Marx e Engels compreenderam o caráter irreformável do
capitalismo e as tendências imanentes às suas contradições
econômico-sociais, que criavam as condições objetivas para a
superação da sociedade de classes. O caráter cada vez mais
social da produção e do trabalho, a internacionalização das
relações econômicas, o avanço da indústria, da técnica e da
ciência são as condições materiais para a construção de uma
nova sociedade. Mas não são suficientes. O capitalismo, por
mais que decaia em crises, fome, miséria, opressão e destruição
ambiental, terá de ser derrubado por obra da classe operária e
da maioria explorada da sociedade. O avanço da barbárie em
todo o mundo, com as guerras, o desemprego e as condições de
miséria dos povos deixam claro a necessidade de uma via
socialista para responder ao atual estado de coisas.
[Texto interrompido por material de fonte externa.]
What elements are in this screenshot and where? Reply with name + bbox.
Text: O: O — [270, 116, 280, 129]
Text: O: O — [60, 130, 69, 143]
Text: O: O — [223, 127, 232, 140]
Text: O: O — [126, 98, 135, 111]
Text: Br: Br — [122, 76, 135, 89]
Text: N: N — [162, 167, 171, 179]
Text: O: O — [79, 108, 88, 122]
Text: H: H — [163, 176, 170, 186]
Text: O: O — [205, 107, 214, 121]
O desenlace da crise mundial do capitalismo passa, portanto,
pela organização política da classe operária e da maioria
explorada em partido político próprio, que tenha como referencial
a estratégia do socialismo, isto é, da revolução proletária e da
conquista do poder, para reorganizar a sociedade e a economia
em bases coletivas, voltando a produção da riqueza e as forças
produtivas para as reais necessidades dos trabalhadores. Sem a
satisfação da condição subjetivo, a constituição da classe
operária em partido político e o avanço da consciência de classe
sobre a necessidade de tomar os destinos da sociedade e da
economias em suas mãos não há como superarmos o
capitalismo e abrir uma nova etapa na história da humanidade, o
socialismo.
Marx e Engels mostraram um caminho sólido para a vitória: a
articulação indissolúvel entre teoria e prática, entre as idéias e a
ação, entre o conhecimento e a realidade, que se pretende
transformar. Eis a tarefa colocada: assimilar o marxismo e,
dialeticamente, atuar na luta de classes.